The two methods indicate that in the eastern section, a pure shear component varies between 45-65% of the total recorded deformation, whereas in the NW regions the pure shear component ranges from 58% to 70 % (from south to north) of the recorded deformation. These broad estimations of the vorticity flow indicate that a significant amount of pure shear, varying in space, was linked to the D2 transpressive event. The development of closed to isoclinal folds with shortening increasing to the north is in agreement with vorticity estimation.
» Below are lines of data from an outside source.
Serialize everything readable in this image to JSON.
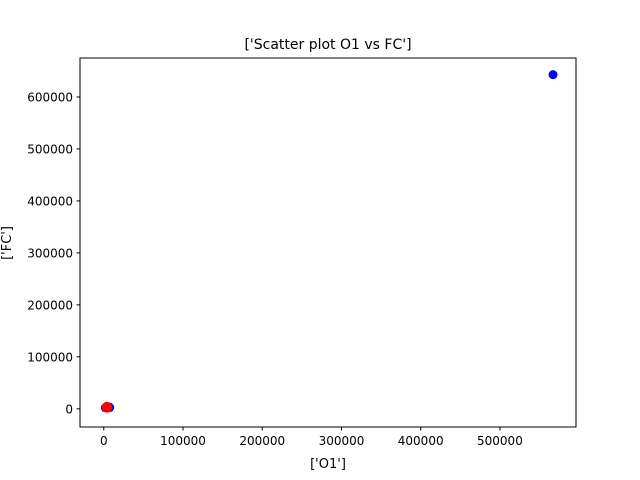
{
  "chart_data": {
    "type": "scatter",
    "title": "['Scatter plot O1 vs FC']",
    "xlabel": "['O1']",
    "ylabel": "['FC']",
    "xlim": [
      -30000,
      596000
    ],
    "ylim": [
      -35000,
      675000
    ],
    "xticks": [
      0,
      100000,
      200000,
      300000,
      400000,
      500000
    ],
    "yticks": [
      0,
      100000,
      200000,
      300000,
      400000,
      500000,
      600000
    ],
    "grid": false,
    "series": [
      {
        "color": "#0000ff",
        "points": [
          {
            "x": 567000,
            "y": 643000
          },
          {
            "x": 2000,
            "y": 2000
          },
          {
            "x": 3500,
            "y": 3000
          },
          {
            "x": 5000,
            "y": 4000
          },
          {
            "x": 6500,
            "y": 3500
          },
          {
            "x": 7500,
            "y": 2500
          }
        ]
      },
      {
        "color": "#ff0000",
        "points": [
          {
            "x": 3000,
            "y": 3000
          },
          {
            "x": 4000,
            "y": 5000
          },
          {
            "x": 5000,
            "y": 2000
          },
          {
            "x": 3500,
            "y": 1500
          },
          {
            "x": 4500,
            "y": 3500
          }
        ]
      }
    ]
  }
}
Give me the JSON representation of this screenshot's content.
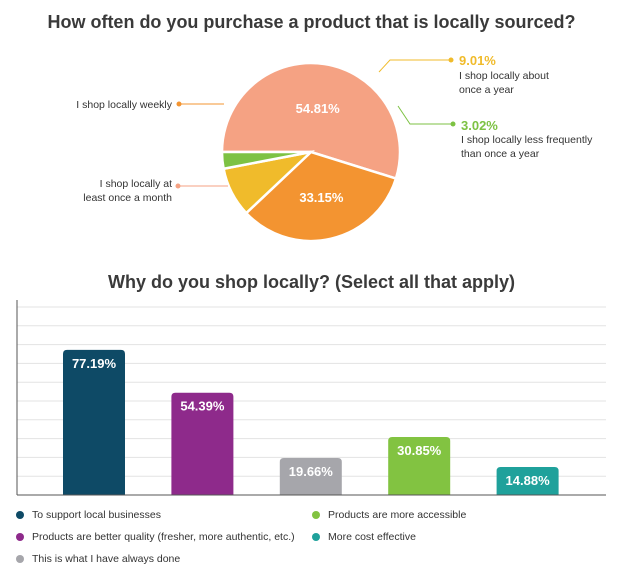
{
  "chart_data": [
    {
      "type": "pie",
      "title": "How often do you purchase a product that is locally sourced?",
      "slices": [
        {
          "label": "I shop locally at least once a month",
          "value": 54.81,
          "value_label": "54.81%",
          "color": "#f5a283"
        },
        {
          "label": "I shop locally weekly",
          "value": 33.15,
          "value_label": "33.15%",
          "color": "#f39431"
        },
        {
          "label": "I shop locally about once a year",
          "value": 9.01,
          "value_label": "9.01%",
          "color": "#f0bb2b"
        },
        {
          "label": "I shop locally less frequently than once a year",
          "value": 3.02,
          "value_label": "3.02%",
          "color": "#7dc243"
        }
      ],
      "callouts": {
        "weekly": "I shop locally weekly",
        "monthly_line1": "I shop locally at",
        "monthly_line2": "least once a month",
        "yearly_pct": "9.01%",
        "yearly_line1": "I shop locally about",
        "yearly_line2": "once a year",
        "less_pct": "3.02%",
        "less_line1": "I shop locally less frequently",
        "less_line2": "than once a year"
      }
    },
    {
      "type": "bar",
      "title": "Why do you shop locally? (Select all that apply)",
      "ylim": [
        0,
        100
      ],
      "grid": true,
      "legend_position": "bottom",
      "categories": [
        "To support local businesses",
        "Products are better quality (fresher, more authentic, etc.)",
        "This is what I have always done",
        "Products are more accessible",
        "More cost effective"
      ],
      "values": [
        77.19,
        54.39,
        19.66,
        30.85,
        14.88
      ],
      "value_labels": [
        "77.19%",
        "54.39%",
        "19.66%",
        "30.85%",
        "14.88%"
      ],
      "colors": [
        "#0e4a66",
        "#8e2a8b",
        "#a6a6ab",
        "#82c341",
        "#1fa19b"
      ]
    }
  ]
}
Assuming a volume constant deformation, the amount of shortening induced by this event seems to have been accommodated and redistributed partly by a lateral horizontal extrusion as shown by the sub-horizontal stretching lineation observed all over northern Nurra and partly by a vertical extrusion in the northern HGMC (northern Asinara Island), where the stretching lineations are down dip (Carosi et al., 2004).